Governor Susana Martinez today highlighted several free and effective resources to help New Mexicans who want to quit smoking. The American Cancer Society's annual "Great American Smokeout" on Thursday November 21, 2013 is a day when smokers nationwide are encouraged to make a plan to quit, or plan in advance and then quit smoking that day. Governor Martinez encourages New Mexicans who smoke or use tobacco products to utilize free services available in New Mexico that provide helpful tools to quit and remain smoke and tobacco free.
"Quitting is hard, especially quitting cold turkey," said Governor Martinez. "The free services offered by the New Mexico Department of Health's quitline and online programs are proven strategies that can double, even triple a tobacco user's chance to successfully quit."

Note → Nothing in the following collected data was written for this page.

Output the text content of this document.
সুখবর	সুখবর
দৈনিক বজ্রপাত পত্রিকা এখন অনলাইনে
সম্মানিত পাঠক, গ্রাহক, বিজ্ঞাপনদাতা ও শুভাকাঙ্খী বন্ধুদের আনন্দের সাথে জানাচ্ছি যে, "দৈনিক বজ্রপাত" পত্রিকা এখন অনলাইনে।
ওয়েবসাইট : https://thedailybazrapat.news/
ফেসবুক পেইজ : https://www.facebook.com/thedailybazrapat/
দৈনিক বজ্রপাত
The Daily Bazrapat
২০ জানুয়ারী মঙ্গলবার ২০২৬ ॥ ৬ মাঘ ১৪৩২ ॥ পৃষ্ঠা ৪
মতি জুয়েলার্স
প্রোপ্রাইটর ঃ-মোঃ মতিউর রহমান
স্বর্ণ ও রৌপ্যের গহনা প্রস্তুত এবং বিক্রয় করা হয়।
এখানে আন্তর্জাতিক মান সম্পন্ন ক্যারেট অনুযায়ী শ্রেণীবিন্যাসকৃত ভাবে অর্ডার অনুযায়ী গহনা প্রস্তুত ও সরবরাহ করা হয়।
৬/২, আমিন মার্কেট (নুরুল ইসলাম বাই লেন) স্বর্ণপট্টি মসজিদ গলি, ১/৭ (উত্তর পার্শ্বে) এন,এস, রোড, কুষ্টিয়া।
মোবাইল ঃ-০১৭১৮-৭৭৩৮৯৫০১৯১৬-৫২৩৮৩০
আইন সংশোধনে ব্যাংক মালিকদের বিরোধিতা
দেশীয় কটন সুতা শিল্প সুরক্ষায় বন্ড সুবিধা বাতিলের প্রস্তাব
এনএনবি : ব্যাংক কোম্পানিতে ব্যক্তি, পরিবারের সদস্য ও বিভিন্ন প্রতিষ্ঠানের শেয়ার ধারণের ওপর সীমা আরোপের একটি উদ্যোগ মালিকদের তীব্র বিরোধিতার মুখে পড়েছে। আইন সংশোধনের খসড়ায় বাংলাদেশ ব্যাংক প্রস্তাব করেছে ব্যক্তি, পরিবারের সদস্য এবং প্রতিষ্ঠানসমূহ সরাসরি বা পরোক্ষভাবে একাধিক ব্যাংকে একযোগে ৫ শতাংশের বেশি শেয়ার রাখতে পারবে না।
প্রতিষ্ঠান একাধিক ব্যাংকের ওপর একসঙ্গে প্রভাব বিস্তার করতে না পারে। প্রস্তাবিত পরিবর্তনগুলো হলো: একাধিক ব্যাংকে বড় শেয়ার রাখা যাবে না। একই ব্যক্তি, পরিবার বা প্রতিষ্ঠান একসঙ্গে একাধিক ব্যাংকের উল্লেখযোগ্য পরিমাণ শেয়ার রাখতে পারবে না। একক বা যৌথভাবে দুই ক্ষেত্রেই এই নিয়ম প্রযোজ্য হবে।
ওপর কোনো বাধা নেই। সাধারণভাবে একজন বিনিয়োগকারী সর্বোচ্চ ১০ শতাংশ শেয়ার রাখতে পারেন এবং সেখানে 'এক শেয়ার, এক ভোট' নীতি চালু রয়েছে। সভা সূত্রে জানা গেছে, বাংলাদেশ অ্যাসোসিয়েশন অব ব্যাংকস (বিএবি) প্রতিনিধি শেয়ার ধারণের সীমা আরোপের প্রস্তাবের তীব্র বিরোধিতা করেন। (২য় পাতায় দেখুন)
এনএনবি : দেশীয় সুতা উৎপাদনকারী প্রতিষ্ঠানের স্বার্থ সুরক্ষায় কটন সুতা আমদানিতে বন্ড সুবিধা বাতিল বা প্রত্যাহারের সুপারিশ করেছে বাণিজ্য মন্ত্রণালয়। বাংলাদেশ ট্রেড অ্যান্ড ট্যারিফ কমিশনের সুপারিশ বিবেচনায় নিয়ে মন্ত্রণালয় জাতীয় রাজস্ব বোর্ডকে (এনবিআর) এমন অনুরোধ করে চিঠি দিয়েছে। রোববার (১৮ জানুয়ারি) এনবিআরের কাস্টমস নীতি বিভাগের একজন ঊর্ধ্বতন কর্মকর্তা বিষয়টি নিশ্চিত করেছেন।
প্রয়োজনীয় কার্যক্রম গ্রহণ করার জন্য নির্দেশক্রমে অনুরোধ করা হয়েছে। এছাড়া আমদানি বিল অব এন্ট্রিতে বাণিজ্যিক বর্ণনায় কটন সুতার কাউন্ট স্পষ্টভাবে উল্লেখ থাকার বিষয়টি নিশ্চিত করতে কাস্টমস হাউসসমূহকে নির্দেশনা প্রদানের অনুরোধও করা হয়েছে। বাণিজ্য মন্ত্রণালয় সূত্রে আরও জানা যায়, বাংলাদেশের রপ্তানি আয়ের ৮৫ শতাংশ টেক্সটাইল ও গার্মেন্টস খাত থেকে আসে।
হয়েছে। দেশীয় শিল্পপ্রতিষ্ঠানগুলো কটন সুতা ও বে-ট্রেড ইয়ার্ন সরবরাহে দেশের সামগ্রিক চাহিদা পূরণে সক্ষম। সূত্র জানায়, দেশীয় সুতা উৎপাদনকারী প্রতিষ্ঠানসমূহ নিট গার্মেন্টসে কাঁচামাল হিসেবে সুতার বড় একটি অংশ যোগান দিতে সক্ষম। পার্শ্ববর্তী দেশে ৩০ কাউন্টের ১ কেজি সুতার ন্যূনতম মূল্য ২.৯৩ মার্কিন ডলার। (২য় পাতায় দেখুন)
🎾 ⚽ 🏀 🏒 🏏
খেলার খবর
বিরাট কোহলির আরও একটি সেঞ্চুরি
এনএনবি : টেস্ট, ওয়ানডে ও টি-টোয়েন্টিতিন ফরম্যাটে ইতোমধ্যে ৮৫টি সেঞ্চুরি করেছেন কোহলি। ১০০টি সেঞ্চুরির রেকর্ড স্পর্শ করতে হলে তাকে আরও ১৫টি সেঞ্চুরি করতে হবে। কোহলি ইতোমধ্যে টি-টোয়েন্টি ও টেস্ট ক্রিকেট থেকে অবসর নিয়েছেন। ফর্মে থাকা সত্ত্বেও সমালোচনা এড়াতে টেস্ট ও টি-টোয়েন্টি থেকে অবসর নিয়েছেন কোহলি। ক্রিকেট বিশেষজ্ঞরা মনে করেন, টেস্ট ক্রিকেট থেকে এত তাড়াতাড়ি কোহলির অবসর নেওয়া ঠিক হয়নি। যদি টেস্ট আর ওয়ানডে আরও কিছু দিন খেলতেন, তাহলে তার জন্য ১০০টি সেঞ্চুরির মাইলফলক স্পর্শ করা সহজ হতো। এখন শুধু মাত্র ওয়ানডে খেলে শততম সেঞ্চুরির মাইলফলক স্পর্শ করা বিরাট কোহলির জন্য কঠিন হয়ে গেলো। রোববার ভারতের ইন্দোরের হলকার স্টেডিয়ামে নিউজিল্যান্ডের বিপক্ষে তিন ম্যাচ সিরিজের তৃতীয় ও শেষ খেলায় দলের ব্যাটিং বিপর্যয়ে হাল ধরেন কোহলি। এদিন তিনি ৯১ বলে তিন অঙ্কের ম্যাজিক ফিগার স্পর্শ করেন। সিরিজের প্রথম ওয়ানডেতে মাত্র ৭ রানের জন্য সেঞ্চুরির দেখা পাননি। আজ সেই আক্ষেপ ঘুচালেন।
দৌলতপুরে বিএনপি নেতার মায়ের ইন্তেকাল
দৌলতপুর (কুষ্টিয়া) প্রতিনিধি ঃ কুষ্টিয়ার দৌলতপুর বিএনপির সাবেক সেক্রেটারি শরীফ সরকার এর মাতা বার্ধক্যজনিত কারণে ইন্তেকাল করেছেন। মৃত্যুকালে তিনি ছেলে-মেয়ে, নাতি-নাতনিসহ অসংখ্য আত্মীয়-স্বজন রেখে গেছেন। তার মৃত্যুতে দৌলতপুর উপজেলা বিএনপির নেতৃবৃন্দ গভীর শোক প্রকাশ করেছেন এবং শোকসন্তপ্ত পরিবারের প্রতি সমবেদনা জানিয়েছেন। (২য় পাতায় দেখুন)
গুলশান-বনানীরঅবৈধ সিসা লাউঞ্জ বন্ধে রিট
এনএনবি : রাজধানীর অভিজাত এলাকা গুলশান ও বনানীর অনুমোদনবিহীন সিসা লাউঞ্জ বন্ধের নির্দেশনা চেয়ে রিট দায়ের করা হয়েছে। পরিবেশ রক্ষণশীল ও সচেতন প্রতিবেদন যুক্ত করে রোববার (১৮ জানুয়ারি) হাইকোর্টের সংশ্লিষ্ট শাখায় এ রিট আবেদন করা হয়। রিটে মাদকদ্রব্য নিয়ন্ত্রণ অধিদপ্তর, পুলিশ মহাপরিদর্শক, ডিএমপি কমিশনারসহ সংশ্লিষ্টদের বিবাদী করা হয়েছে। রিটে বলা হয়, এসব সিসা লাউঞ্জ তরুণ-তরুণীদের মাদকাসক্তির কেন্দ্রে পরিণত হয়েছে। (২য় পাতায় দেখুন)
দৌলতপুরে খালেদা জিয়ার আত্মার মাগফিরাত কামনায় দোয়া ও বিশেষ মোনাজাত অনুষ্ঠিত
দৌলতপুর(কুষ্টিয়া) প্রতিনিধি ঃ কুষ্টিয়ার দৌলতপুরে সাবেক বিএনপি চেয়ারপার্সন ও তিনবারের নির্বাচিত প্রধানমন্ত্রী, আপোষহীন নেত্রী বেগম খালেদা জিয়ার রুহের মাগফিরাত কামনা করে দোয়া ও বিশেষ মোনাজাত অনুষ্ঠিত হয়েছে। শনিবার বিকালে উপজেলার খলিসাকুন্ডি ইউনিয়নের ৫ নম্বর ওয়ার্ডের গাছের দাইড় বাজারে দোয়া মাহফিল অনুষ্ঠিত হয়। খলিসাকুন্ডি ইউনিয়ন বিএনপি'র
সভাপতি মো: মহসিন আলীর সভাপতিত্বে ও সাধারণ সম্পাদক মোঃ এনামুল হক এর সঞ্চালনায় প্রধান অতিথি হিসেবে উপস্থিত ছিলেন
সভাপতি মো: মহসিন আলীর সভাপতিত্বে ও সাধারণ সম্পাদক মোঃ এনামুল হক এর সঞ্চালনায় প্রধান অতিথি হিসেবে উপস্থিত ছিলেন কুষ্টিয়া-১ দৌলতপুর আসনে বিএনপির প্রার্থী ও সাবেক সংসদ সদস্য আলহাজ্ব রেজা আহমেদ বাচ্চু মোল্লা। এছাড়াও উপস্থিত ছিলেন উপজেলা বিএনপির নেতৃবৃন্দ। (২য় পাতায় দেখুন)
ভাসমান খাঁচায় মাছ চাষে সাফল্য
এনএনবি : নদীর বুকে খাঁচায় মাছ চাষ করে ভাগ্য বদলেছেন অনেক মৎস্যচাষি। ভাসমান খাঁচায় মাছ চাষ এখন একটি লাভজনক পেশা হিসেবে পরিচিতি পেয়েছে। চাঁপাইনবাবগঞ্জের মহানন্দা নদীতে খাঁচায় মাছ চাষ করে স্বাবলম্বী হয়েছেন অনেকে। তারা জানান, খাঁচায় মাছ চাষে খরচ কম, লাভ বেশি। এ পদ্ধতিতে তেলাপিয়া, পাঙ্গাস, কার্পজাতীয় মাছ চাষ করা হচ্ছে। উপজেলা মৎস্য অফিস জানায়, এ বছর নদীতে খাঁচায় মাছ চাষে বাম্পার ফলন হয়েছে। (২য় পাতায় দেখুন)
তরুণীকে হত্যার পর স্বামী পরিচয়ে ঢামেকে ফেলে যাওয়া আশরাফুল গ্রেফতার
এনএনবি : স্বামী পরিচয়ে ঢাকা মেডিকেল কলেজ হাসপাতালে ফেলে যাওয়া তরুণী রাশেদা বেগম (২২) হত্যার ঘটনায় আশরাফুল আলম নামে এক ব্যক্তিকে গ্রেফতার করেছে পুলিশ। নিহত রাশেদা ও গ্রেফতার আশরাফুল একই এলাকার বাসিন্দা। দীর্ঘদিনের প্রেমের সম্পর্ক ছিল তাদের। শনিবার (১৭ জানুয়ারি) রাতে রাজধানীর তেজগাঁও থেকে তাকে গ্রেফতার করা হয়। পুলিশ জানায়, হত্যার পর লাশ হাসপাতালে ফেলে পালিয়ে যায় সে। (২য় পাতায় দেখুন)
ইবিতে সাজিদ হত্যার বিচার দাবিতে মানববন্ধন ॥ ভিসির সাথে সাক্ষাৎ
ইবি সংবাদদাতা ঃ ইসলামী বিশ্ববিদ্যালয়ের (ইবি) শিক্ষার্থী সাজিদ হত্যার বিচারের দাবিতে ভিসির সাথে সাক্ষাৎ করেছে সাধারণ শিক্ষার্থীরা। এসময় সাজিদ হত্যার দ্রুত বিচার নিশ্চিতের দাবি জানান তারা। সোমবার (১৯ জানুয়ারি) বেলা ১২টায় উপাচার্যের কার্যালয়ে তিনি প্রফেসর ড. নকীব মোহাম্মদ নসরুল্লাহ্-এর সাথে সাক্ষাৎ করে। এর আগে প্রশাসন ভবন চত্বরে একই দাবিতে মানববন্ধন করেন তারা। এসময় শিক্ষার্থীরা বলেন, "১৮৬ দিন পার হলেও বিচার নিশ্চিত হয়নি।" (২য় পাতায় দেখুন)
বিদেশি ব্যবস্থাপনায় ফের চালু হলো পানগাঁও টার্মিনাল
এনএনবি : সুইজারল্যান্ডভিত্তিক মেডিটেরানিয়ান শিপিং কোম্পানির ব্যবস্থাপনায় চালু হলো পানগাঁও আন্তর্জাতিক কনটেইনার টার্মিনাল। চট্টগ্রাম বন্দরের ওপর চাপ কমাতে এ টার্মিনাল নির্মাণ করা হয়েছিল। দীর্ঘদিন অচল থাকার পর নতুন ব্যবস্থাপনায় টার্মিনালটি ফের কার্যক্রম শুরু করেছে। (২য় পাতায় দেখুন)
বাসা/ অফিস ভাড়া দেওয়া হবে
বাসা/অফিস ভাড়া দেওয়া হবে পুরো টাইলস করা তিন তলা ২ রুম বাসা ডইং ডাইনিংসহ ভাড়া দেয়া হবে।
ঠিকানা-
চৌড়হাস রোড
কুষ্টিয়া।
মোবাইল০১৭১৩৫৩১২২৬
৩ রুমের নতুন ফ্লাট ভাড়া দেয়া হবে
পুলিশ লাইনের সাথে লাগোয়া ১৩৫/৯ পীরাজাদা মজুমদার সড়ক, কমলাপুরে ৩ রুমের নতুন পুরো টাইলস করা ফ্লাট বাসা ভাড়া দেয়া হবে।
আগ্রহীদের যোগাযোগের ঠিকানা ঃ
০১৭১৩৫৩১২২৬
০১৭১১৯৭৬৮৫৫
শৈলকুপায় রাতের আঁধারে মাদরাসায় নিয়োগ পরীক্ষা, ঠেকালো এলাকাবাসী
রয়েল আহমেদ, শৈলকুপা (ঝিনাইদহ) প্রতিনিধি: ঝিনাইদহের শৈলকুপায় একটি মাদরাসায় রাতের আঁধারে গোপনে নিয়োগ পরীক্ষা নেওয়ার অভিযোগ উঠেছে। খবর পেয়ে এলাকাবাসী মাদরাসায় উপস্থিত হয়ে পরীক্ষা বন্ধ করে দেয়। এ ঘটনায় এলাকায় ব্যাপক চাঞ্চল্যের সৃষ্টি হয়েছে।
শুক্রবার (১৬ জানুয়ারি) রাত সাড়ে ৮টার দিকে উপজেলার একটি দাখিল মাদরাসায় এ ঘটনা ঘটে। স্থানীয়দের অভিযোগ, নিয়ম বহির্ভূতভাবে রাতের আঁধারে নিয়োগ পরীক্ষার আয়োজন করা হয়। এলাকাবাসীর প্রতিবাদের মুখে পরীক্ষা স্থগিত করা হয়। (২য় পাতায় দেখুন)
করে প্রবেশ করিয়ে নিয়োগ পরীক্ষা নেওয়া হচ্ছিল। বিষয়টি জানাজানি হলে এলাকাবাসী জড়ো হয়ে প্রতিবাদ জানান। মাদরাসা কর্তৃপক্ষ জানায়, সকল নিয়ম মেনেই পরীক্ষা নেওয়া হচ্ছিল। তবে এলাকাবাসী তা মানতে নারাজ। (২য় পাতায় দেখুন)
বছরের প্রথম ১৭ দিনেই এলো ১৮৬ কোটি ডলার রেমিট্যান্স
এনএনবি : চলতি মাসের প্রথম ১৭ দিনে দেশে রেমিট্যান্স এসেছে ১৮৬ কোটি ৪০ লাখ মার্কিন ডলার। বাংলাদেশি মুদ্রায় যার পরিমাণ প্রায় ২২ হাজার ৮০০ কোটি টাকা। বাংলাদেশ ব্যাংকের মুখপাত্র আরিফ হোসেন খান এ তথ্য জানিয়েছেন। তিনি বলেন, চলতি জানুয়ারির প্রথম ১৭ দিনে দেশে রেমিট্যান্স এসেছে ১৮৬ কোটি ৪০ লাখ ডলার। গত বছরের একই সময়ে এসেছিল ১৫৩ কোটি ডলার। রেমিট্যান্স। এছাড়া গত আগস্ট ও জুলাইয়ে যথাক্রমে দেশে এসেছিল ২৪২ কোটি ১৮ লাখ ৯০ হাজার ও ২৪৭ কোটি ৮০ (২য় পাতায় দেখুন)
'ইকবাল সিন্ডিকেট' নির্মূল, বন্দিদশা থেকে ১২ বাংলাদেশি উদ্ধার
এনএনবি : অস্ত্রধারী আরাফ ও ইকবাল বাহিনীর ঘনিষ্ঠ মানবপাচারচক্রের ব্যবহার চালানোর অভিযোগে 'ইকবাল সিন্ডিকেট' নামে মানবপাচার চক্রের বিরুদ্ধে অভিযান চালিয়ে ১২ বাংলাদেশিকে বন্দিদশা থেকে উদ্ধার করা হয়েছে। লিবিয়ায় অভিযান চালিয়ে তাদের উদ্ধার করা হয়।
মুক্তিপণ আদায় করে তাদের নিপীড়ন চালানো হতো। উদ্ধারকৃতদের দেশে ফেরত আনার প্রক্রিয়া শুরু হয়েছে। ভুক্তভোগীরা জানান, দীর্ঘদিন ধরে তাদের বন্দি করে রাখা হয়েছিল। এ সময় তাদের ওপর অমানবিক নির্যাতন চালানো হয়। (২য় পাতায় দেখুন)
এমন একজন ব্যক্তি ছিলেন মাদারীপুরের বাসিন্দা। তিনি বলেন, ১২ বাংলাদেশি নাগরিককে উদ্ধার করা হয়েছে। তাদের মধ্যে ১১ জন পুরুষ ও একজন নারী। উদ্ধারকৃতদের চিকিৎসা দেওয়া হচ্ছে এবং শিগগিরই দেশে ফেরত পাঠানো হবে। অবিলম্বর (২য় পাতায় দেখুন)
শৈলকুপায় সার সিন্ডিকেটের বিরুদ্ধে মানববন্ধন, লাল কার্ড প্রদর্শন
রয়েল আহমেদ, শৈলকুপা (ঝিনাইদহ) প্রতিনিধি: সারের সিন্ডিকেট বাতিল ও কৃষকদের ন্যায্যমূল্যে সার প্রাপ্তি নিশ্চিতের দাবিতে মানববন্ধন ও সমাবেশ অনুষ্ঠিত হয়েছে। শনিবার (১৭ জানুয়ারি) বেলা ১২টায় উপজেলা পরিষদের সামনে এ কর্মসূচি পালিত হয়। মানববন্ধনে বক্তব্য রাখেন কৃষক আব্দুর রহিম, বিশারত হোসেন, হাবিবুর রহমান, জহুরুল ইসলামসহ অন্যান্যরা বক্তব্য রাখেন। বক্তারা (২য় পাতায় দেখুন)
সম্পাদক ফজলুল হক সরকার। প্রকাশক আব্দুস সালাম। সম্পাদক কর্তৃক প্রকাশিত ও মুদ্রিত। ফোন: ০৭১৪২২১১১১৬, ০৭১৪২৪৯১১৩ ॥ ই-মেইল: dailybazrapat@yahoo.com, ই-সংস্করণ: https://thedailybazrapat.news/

Tobacco users can access free medications, including patches, gum and lozenges, and free counseling and text messaging support through the statewide toll-free quitlines. 1-800-QUIT NOW (1-800-784-8669) and 1-855-DEJELO YA (1-855-335-3569) offer telephone-based tobacco cessation services in English and Spanish with translation into more than 200 additional languages. Web-based services through QuitNowNM.com and DejeloYaNM.com are another way that tobacco users can connect to free help. Services are available 24 hours a day and TTY is available for the deaf and hard of hearing.
In New Mexico, smoking among adults decreased from 21.5% to 19.3% between 2011 and 2012, representing about 33,000 fewer smokers. There are an estimated 302,000 adult and 29,000 youth smokers in New Mexico. The Department reports about 10,000 New Mexicans accessed "QUIT NOW" cessation services and resources in the last fiscal year. Of participants enrolled in "QUIT NOW," 93% reported being satisfied with the services they received.
"Tobacco use can lead to nicotine dependence and serious health problems. Nicotine dependence is a chronic condition but effective treatments and helpful resources exist. Smokers can and do quit smoking," added Department of Health Cabinet Secretary Retta Ward.
In fact, today there are more former smokers than current smokers. People who stop smoking greatly reduce their risk for disease and premature death. Although the health benefits are greater for people who stop at earlier ages, cessation is beneficial at all ages.
Governor Martinez reminded tobacco users that there is always hope to quit and that it is never too late, saying, "Whether you start small and quit for 24 hours, or you quit for life, this November 21st is your chance to take a step toward a life free from tobacco."